MR. X Adelaide’s new Head of Production Thandiwe Philips chats about her experience in the industry and what sets Australia apart in the global VFX market.

Can you tell us a little bit more about yourself and your background in VFX?

My name is Thandiwe, which is a more common name in Zimbabwe, where I was born, than in Australia where I was raised. I come from an artist background myself, having completed a Masters in Digital Media (3D Modeling and Animation) from UNSW in Sydney. However, my passion is for production, so I started in the industry ten years ago as a production assistant and worked my way up from there.

What are some of your most memorable projects and why?

Every show I’ve worked on has brought with it new knowledge and valuable relationships, however the one which has been the most formative was probably Maleficent: Mistress of Evil (2019), on which I had in-house clients and oversaw 2200 shots completing across 6x facilities globally. Through that show I forged lasting bonds with my client and internal production teams (we still maintain a WhatsApp group to this day to remain in touch!), learned a great deal, and earned my first VFX Producer credit.

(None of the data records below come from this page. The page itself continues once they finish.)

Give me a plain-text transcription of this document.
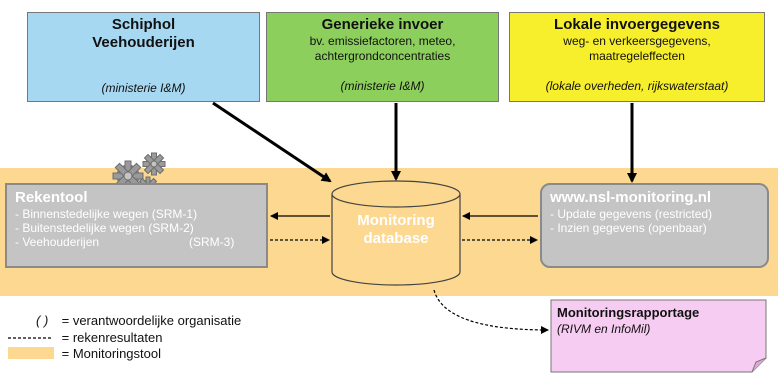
Schiphol
Veehouderijen
(ministerie I&M)
Generieke invoer
bv. emissiefactoren, meteo,
achtergrondconcentraties
(ministerie I&M)
Lokale invoergegevens
weg- en verkeersgegevens,
maatregeleffecten
(lokale overheden, rijkswaterstaat)
Rekentool
- Binnenstedelijke wegen (SRM-1)
- Buitenstedelijke wegen (SRM-2)
- Veehouderijen	(SRM-3)
www.nsl-monitoring.nl
- Update gegevens (restricted)
- Inzien gegevens (openbaar)
Monitoring
database
Monitoringsrapportage
(RIVM en InfoMil)
( ) = verantwoordelijke organisatie
= rekenresultaten
= Monitoringstool
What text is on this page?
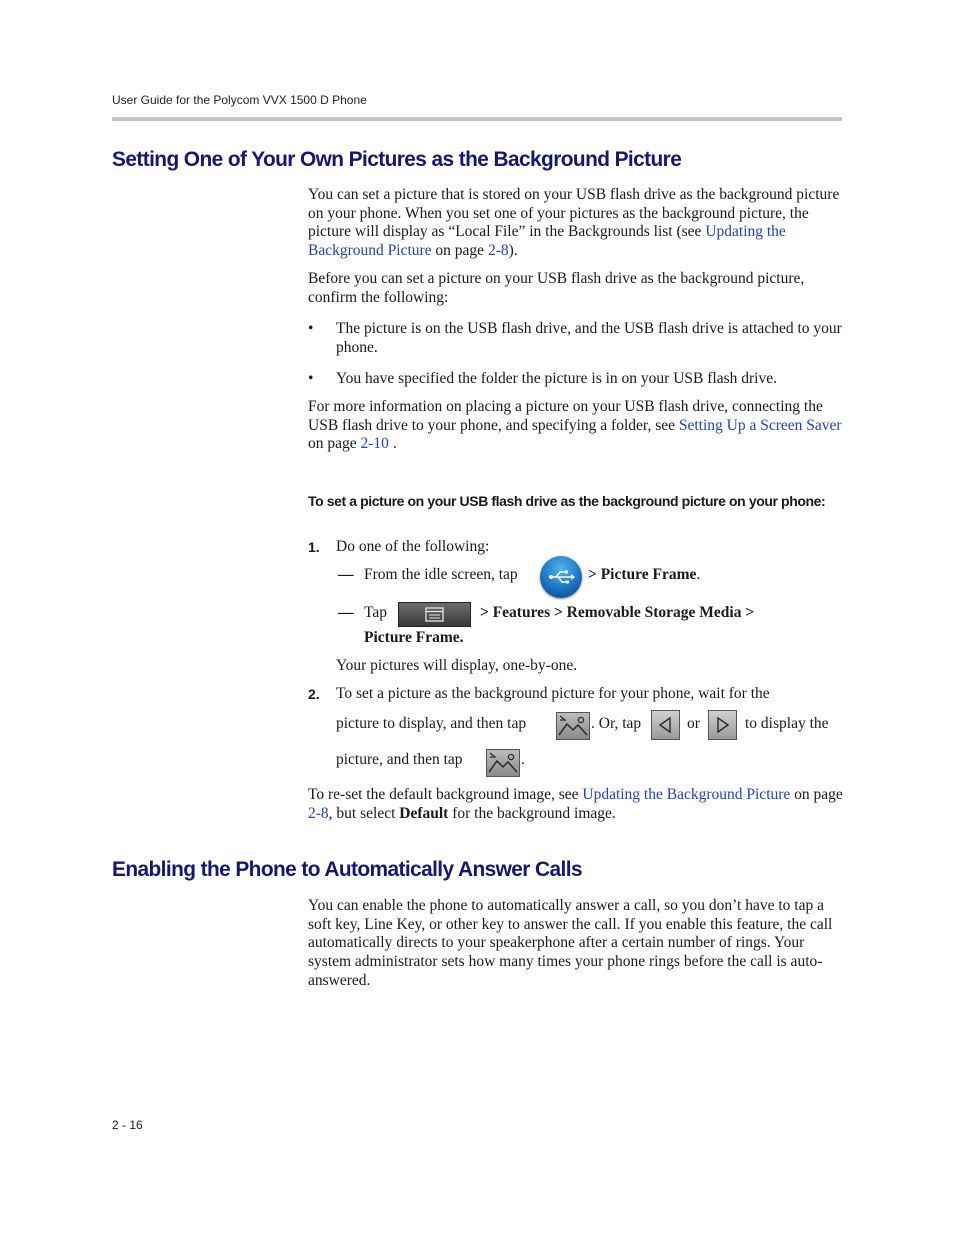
User Guide for the Polycom VVX 1500 D Phone
Setting One of Your Own Pictures as the Background Picture

You can set a picture that is stored on your USB flash drive as the background picture on your phone. When you set one of your pictures as the background picture, the picture will display as “Local File” in the Backgrounds list (see Updating the Background Picture on page 2-8).

Before you can set a picture on your USB flash drive as the background picture, confirm the following:

• The picture is on the USB flash drive, and the USB flash drive is attached to your phone.
• You have specified the folder the picture is in on your USB flash drive.

For more information on placing a picture on your USB flash drive, connecting the USB flash drive to your phone, and specifying a folder, see Setting Up a Screen Saver on page 2-10 .

To set a picture on your USB flash drive as the background picture on your phone:
1. Do one of the following:
— From the idle screen, tap	> Picture Frame.
— Tap	> Features > Removable Storage Media >
Picture Frame.
Your pictures will display, one-by-one.
2. To set a picture as the background picture for your phone, wait for the
picture to display, and then tap	. Or, tap	or	to display the
picture, and then tap	.

To re-set the default background image, see Updating the Background Picture on page 2-8, but select Default for the background image.

Enabling the Phone to Automatically Answer Calls

You can enable the phone to automatically answer a call, so you don’t have to tap a soft key, Line Key, or other key to answer the call. If you enable this feature, the call automatically directs to your speakerphone after a certain number of rings. Your system administrator sets how many times your phone rings before the call is auto-answered.

2 - 16
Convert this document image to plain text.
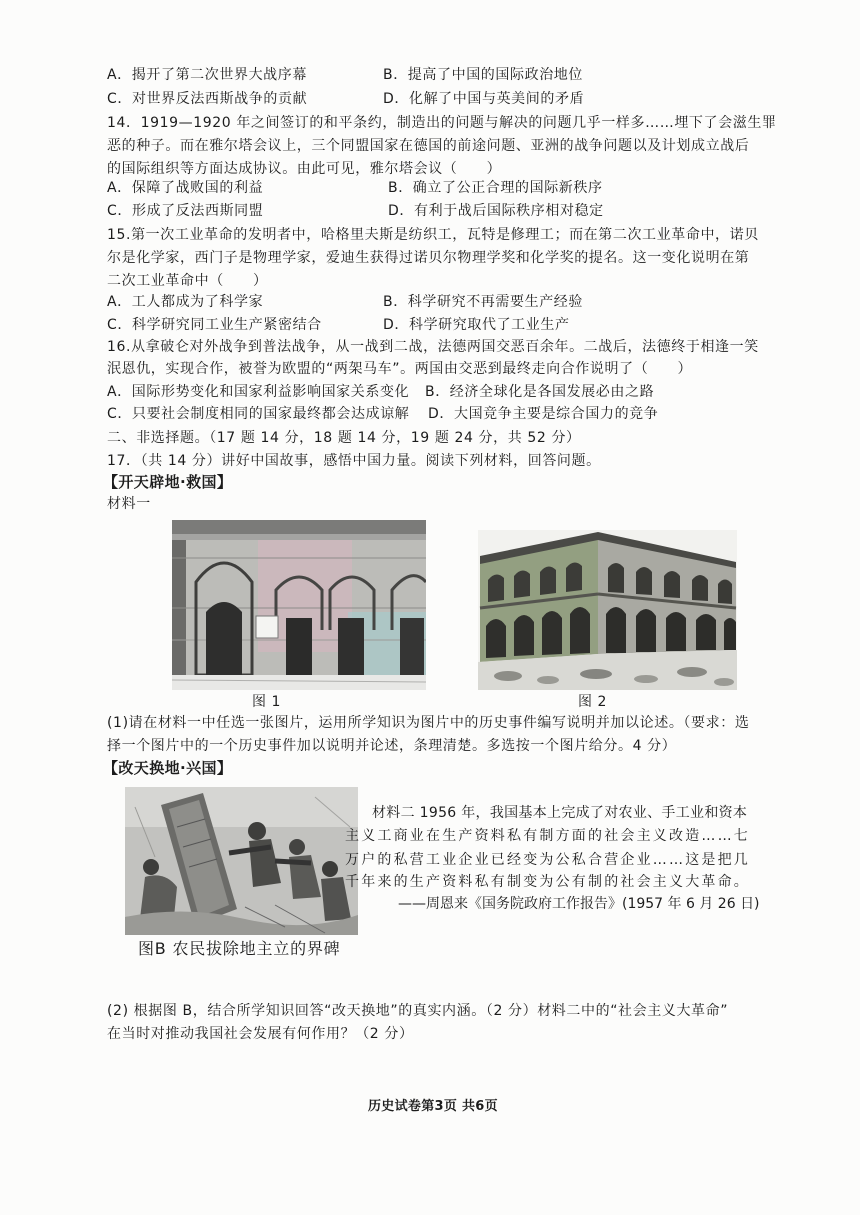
A．揭开了第二次世界大战序幕	B．提高了中国的国际政治地位
C．对世界反法西斯战争的贡献	D．化解了中国与英美间的矛盾
14．1919—1920 年之间签订的和平条约，制造出的问题与解决的问题几乎一样多……埋下了会滋生罪
恶的种子。而在雅尔塔会议上，三个同盟国家在德国的前途问题、亚洲的战争问题以及计划成立战后
的国际组织等方面达成协议。由此可见，雅尔塔会议（　　）
A．保障了战败国的利益	B．确立了公正合理的国际新秩序
C．形成了反法西斯同盟	D．有利于战后国际秩序相对稳定
15.第一次工业革命的发明者中，哈格里夫斯是纺织工，瓦特是修理工；而在第二次工业革命中，诺贝
尔是化学家，西门子是物理学家，爱迪生获得过诺贝尔物理学奖和化学奖的提名。这一变化说明在第
二次工业革命中（　　）
A．工人都成为了科学家	B．科学研究不再需要生产经验
C．科学研究同工业生产紧密结合	D．科学研究取代了工业生产
16.从拿破仑对外战争到普法战争，从一战到二战，法德两国交恶百余年。二战后，法德终于相逢一笑
泯恩仇，实现合作，被誉为欧盟的“两架马车”。两国由交恶到最终走向合作说明了（　　）
A．国际形势变化和国家利益影响国家关系变化 B．经济全球化是各国发展必由之路
C．只要社会制度相同的国家最终都会达成谅解 D．大国竞争主要是综合国力的竞争
二、非选择题。（17 题 14 分，18 题 14 分，19 题 24 分，共 52 分）
17．（共 14 分）讲好中国故事，感悟中国力量。阅读下列材料，回答问题。
【开天辟地·救国】
材料一
图 1	图 2
(1)请在材料一中任选一张图片，运用所学知识为图片中的历史事件编写说明并加以论述。（要求：选
择一个图片中的一个历史事件加以说明并论述，条理清楚。多选按一个图片给分。4 分）
【改天换地·兴国】
图B 农民拔除地主立的界碑
材料二 1956 年，我国基本上完成了对农业、手工业和资本
主义工商业在生产资料私有制方面的社会主义改造……七
万户的私营工业企业已经变为公私合营企业……这是把几
千年来的生产资料私有制变为公有制的社会主义大革命。
——周恩来《国务院政府工作报告》(1957 年 6 月 26 日)
(2) 根据图 B，结合所学知识回答“改天换地”的真实内涵。（2 分）材料二中的“社会主义大革命”
在当时对推动我国社会发展有何作用？（2 分）
历史试卷第3页 共6页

What excites you about working in VFX and in your current role as Head of Production at MR. X?

The agility of VFX is something I find invigorating – no two shows are alike, no two facilities are the same, and we constantly have to break and remake our pipeline. Every day has something new to offer so I’m constantly learning. However my favourite aspect of VFX, and the reason I gravitated towards production in particular, is that the net result at the end is always greater than the sum of its parts. In my role as Head of Production with MR. X I have the opportunity to expand my scope of view to encompass the full body of work passing through our facility and see it grow, morph, evolve into something unique to each storytellers vision. It’s an exciting time and place to be.

Thandiwe Philips. Image courtesy of MR. X

What makes working in the VFX industry in Australia special to you?

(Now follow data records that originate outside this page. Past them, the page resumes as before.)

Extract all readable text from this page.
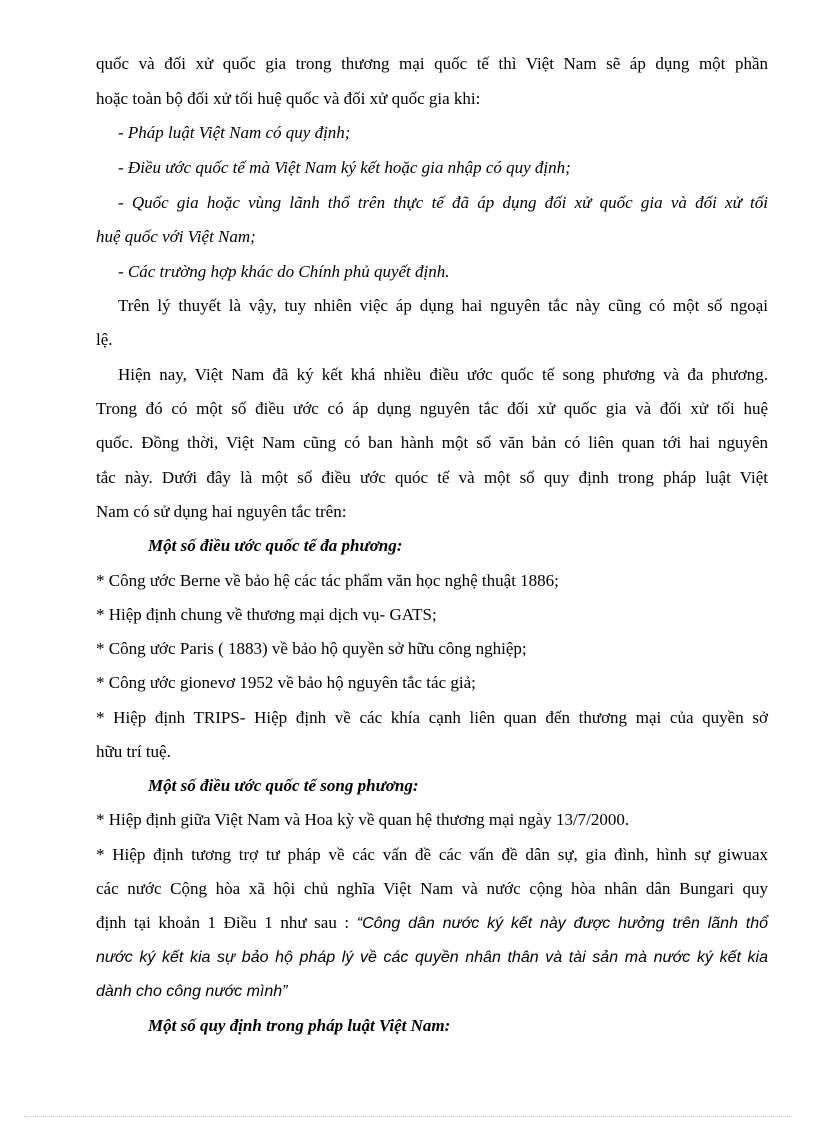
quốc và đối xử quốc gia trong thương mại quốc tế thì Việt Nam sẽ áp dụng một phần
hoặc toàn bộ đối xử tối huệ quốc và đối xử quốc gia khi:
- Pháp luật Việt Nam có quy định;
- Điều ước quốc tế mà Việt Nam ký kết hoặc gia nhập có quy định;
- Quốc gia hoặc vùng lãnh thổ trên thực tế đã áp dụng đối xử quốc gia và đối xử tối
huệ quốc với Việt Nam;
- Các trường hợp khác do Chính phủ quyết định.
Trên lý thuyết là vậy, tuy nhiên việc áp dụng hai nguyên tắc này cũng có một số ngoại
lệ.
Hiện nay, Việt Nam đã ký kết khá nhiều điều ước quốc tế song phương và đa phương.
Trong đó có một số điều ước có áp dụng nguyên tắc đối xử quốc gia và đối xử tối huệ
quốc. Đồng thời, Việt Nam cũng có ban hành một số văn bản có liên quan tới hai nguyên
tắc này. Dưới đây là một số điều ước quóc tế và một số quy định trong pháp luật Việt
Nam có sử dụng hai nguyên tắc trên:
Một số điều ước quốc tế đa phương:
* Công ước Berne về bảo hệ các tác phẩm văn học nghệ thuật 1886;
* Hiệp định chung về thương mại dịch vụ- GATS;
* Công ước Paris ( 1883) về bảo hộ quyền sở hữu công nghiệp;
* Công ước gionevơ 1952 về bảo hộ nguyên tắc tác giả;
* Hiệp định TRIPS- Hiệp định về các khía cạnh liên quan đến thương mại của quyền sở
hữu trí tuệ.
Một số điều ước quốc tế song phương:
* Hiệp định giữa Việt Nam và Hoa kỳ về quan hệ thương mại ngày 13/7/2000.
* Hiệp định tương trợ tư pháp về các vấn đề các vấn đề dân sự, gia đình, hình sự giwuax
các nước Cộng hòa xã hội chủ nghĩa Việt Nam và nước cộng hòa nhân dân Bungari quy
định tại khoản 1 Điều 1 như sau : “Công dân nước ký kết này được hưởng trên lãnh thổ
nước ký kết kia sự bảo hộ pháp lý về các quyền nhân thân và tài sản mà nước ký kết kia
dành cho công nước mình”
Một số quy định trong pháp luật Việt Nam:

It’s been thrilling to see the Australian film industry expanding as it has the last few years. As an Australian myself, I studied, trained, and begun my career here, then to gain access to the kind of projects I wanted to be involved in I moved to London for a time. It’s great to see those self-same types of projects gracing our shores now, supporting both our local talent and drawing global creatives to this incredible country of ours.

Any guiding principles you live by when leading a team?

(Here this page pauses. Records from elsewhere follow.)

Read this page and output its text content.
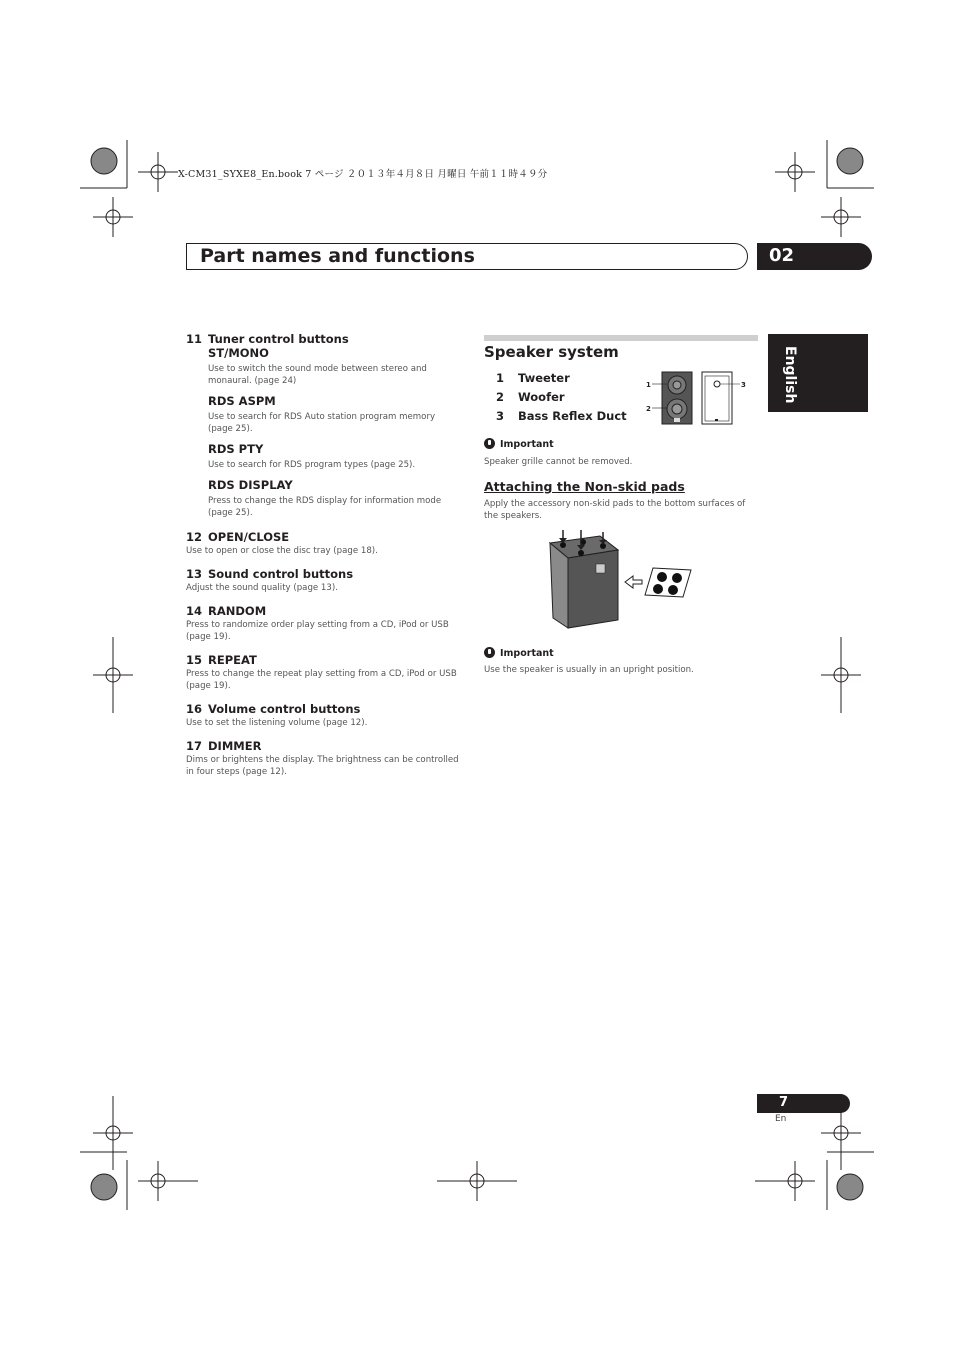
X-CM31_SYXE8_En.book 7 ページ ２０１３年４月８日 月曜日 午前１１時４９分
Part names and functions	02
English

11 Tuner control buttons

ST/MONO

Use to switch the sound mode between stereo and monaural. (page 24)

RDS ASPM

Use to search for RDS Auto station program memory (page 25).

RDS PTY

Use to search for RDS program types (page 25).

RDS DISPLAY

Press to change the RDS display for information mode (page 25).

12 OPEN/CLOSE

Use to open or close the disc tray (page 18).

13 Sound control buttons

Adjust the sound quality (page 13).

14 RANDOM

Press to randomize order play setting from a CD, iPod or USB (page 19).

15 REPEAT

Press to change the repeat play setting from a CD, iPod or USB (page 19).

16 Volume control buttons

Use to set the listening volume (page 12).

17 DIMMER

Dims or brightens the display. The brightness can be controlled in four steps (page 12).

Speaker system
1 Tweeter
2 Woofer
3 Bass Reflex Duct
1
2
3
Important
Speaker grille cannot be removed.
Attaching the Non-skid pads
Apply the accessory non-skid pads to the bottom surfaces of the speakers.
Important
Use the speaker is usually in an upright position.
7
En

In leading a team, I feel it’s important not to let stratification of seniority stop collaboration. As a Producer, I still tried to meet and share a pint with as many of the crew as I could have access to, not just because there’s so many interesting people in our industry but to gain access to a wide gamut of knowledge and ideas. I’m a firm proponent of asking questions often, to all the passionate and driven people we work alongside. My technical understanding has made me an invaluable partner to supervisors and clients, and it’s in no small part due to all the people who taught me something new along the way.

Any words of wisdom?

A piece of advice I offer to my team which I feel applies to everyone coming up in the industry – each of us as individuals has a unique set of skills and point of view to contribute, so don’t be afraid to voice your opinion. The smartest idea in the room should always win, and the more you pipe up the better you’ll get at throwing your hat in the ring.